Indiscriminate and behest lending, corruption and the inability by bank managements to force the corporate sector to repay loans have led to the mess.

Less than three years after the bail-out, Finance Minister Yashwant Sinha has announced plans to dole out a fresh Rs 50 billion or so to the same three banks. This is subject to these banks presenting a credible restructuring programme, based on the recommendations of a Working Group on Restructuring Weak Public Sector Banks.

But this is easier said than done. Credible restructuring can only happen if corporate houses are forced to pay back. Though government is attempting to strengthen Debt Recover Tribunals or DRTs, the effectiveness of the freshly empowered DRTs has yet to be tested.
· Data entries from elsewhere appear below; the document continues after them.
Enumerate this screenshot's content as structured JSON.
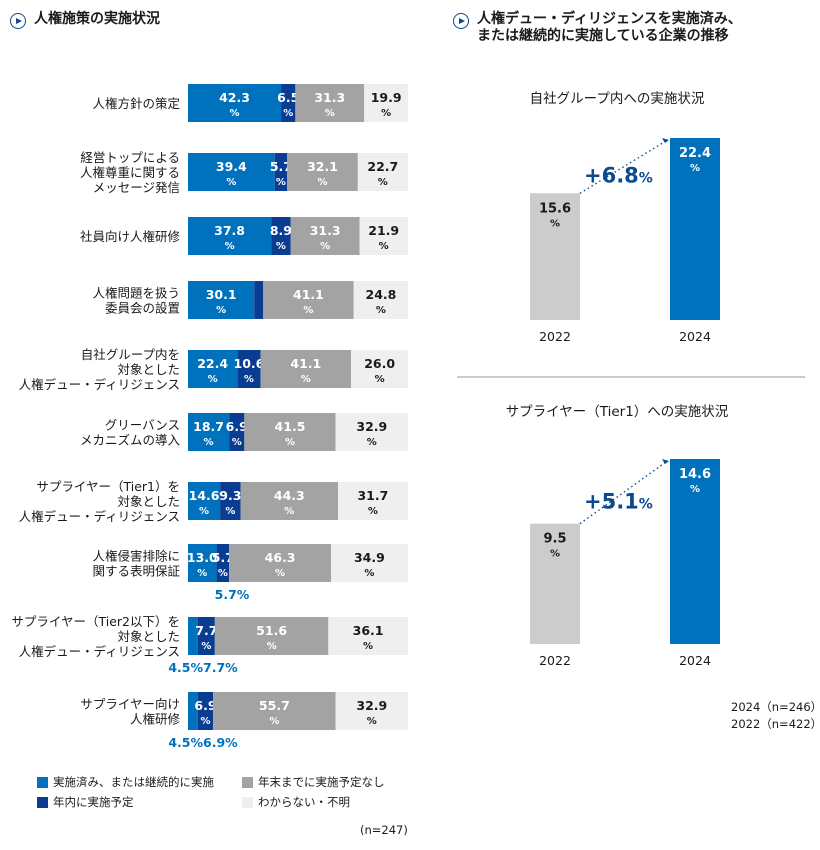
{
  "left_heading": "人権施策の実施状況",
  "right_heading_line1": "人権デュー・ディリジェンスを実施済み、",
  "right_heading_line2": "または継続的に実施している企業の推移",
  "colors": {
    "done": "#0071bc",
    "within_year": "#0a3d91",
    "by_year_end": "#a3a3a3",
    "unknown": "#efefef",
    "bar_2022": "#cccccc",
    "bar_2024": "#0071bc",
    "delta_text": "#0a4a8f"
  },
  "legend": {
    "done": "実施済み、または継続的に実施",
    "by_year_end": "年末までに実施予定なし",
    "within_year": "年内に実施予定",
    "unknown": "わからない・不明"
  },
  "left_n": "(n=247)",
  "right_n_2024": "2024（n=246）",
  "right_n_2022": "2022（n=422）",
  "chart_data": [
    {
      "type": "bar",
      "orientation": "horizontal",
      "stacked": true,
      "title": "人権施策の実施状況",
      "unit": "%",
      "categories": [
        [
          "人権方針の策定"
        ],
        [
          "経営トップによる",
          "人権尊重に関する",
          "メッセージ発信"
        ],
        [
          "社員向け人権研修"
        ],
        [
          "人権問題を扱う",
          "委員会の設置"
        ],
        [
          "自社グループ内を",
          "対象とした",
          "人権デュー・ディリジェンス"
        ],
        [
          "グリーバンス",
          "メカニズムの導入"
        ],
        [
          "サプライヤー（Tier1）を",
          "対象とした",
          "人権デュー・ディリジェンス"
        ],
        [
          "人権侵害排除に",
          "関する表明保証"
        ],
        [
          "サプライヤー（Tier2以下）を",
          "対象とした",
          "人権デュー・ディリジェンス"
        ],
        [
          "サプライヤー向け",
          "人権研修"
        ]
      ],
      "series": [
        {
          "name": "実施済み、または継続的に実施",
          "values": [
            42.3,
            39.4,
            37.8,
            30.1,
            22.4,
            18.7,
            14.6,
            13.0,
            4.5,
            4.5
          ]
        },
        {
          "name": "年内に実施予定",
          "values": [
            6.5,
            5.7,
            8.9,
            4.1,
            10.6,
            6.9,
            9.3,
            5.7,
            7.7,
            6.9
          ]
        },
        {
          "name": "年末までに実施予定なし",
          "values": [
            31.3,
            32.1,
            31.3,
            41.1,
            41.1,
            41.5,
            44.3,
            46.3,
            51.6,
            55.7
          ]
        },
        {
          "name": "わからない・不明",
          "values": [
            19.9,
            22.7,
            21.9,
            24.8,
            26.0,
            32.9,
            31.7,
            34.9,
            36.1,
            32.9
          ]
        }
      ],
      "outside_labels": [
        {
          "row": 7,
          "text": "5.7%"
        },
        {
          "row": 8,
          "text": "4.5%7.7%"
        },
        {
          "row": 9,
          "text": "4.5%6.9%"
        }
      ],
      "xlim": [
        0,
        100
      ]
    },
    {
      "type": "bar",
      "title": "自社グループ内への実施状況",
      "categories": [
        "2022",
        "2024"
      ],
      "values": [
        15.6,
        22.4
      ],
      "unit": "%",
      "delta_label": "+6.8%",
      "ylim": [
        0,
        22.4
      ]
    },
    {
      "type": "bar",
      "title": "サプライヤー（Tier1）への実施状況",
      "categories": [
        "2022",
        "2024"
      ],
      "values": [
        9.5,
        14.6
      ],
      "unit": "%",
      "delta_label": "+5.1%",
      "ylim": [
        0,
        14.6
      ]
    }
  ]
}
Over the years, corporate houses have grown and industrialists amassed incredible wealth, by simply helping themselves to bank funds.

The provisions of the Banking Secrecy Act ensured that defaulters, including deliberate and habitual defaulters, were never punished and, in fact, allowed to continue borrowing without any prejudicial consequences to their reputation or business.

Curiously, it is bank unions in India, as the stakeholders most likely to be affected by bank closures, which have decided to expose the corporate sector.

The trigger was a recommendation by the Confederation of Indian Industry or CII -- one of India's leading industry associations -- that three big loss-making banks be closed down.

As its first salvo, the powerful All India Bank Employees' Association or AIBEA charged that CII members who had recommended closure of three sick banks were motivated by personal interest of being able to avoid repayments permanently.

They then threw banking secrecy to the wind and named the companies which had defaulted in their obligations to these banks and with which CII committee members were associated.

Tarakeshwar Chakraborti, general secretary of the AIBEA, went on to state that it is the private sector "which is responsible for the current ill-health of banks having borrowed -- peoples' deposit mobilised in the banks and held in trust -- and not repaying the same." This is largely true.

A combination of political patronage and widespread corruption allowed the corporate sector to get away with willful default even as it continued to borrow through other companies. All signs of potential sickness and weak feasibility were simply ignored.

The unions hit pay dirt with their move. When it became clear that bank unions were defying the banking secrecy, the CII, within hours of the submission of their report, simply withdrew the recommendation for closure of sick banks.

Having tasted blood, the unions are going a step ahead. This time they have gone the whole hog and released over 1,000 names of bank loan-defaulters, which have been published as a thick compendium.

The unions took a delegation to the President of India and asked him to intervene in the issue when matters such as bank closure were brought to him for his assent.

By going straight to the President, the bank unions are daring the government to act against them for violating banking secrecy. While the unions are clearly motivated by the need to prevent closure of banks and retrenchment of staff, the release of the defaulters list is bound to turn the heat on government to implement swift and efficient loan-recovery laws.

The unions are not satisfied with DRTs; they want willful default of bank loans to be treated as criminal offence backed by stringent punishment. They have also demanded special courts/legislation for expeditious recovery of 'bad loans'.

Interestingly, unions have also opposed the Asset Reconstruction Companies or ARCs, which will only split banks into bad banks and good banks.

The segregation of bad loans without any fundamental change in policy, without increased autonomy for management accompanied by stricter strict accountability, and without succession planning or elimination of political interference will now work, they say.

As crucial stakeholders who are willing to buck the system, bank unions have the power to be effective. In fact, enlightened trade unions are the only collective force in India, which can break the stranglehold of the neta-babu nexus across all segments of the economy today.

The key is enlightened trade unionism. The bank unions seem on the right course so far. It remains to be seen if they can keep up the pressure and focus on broader national interest.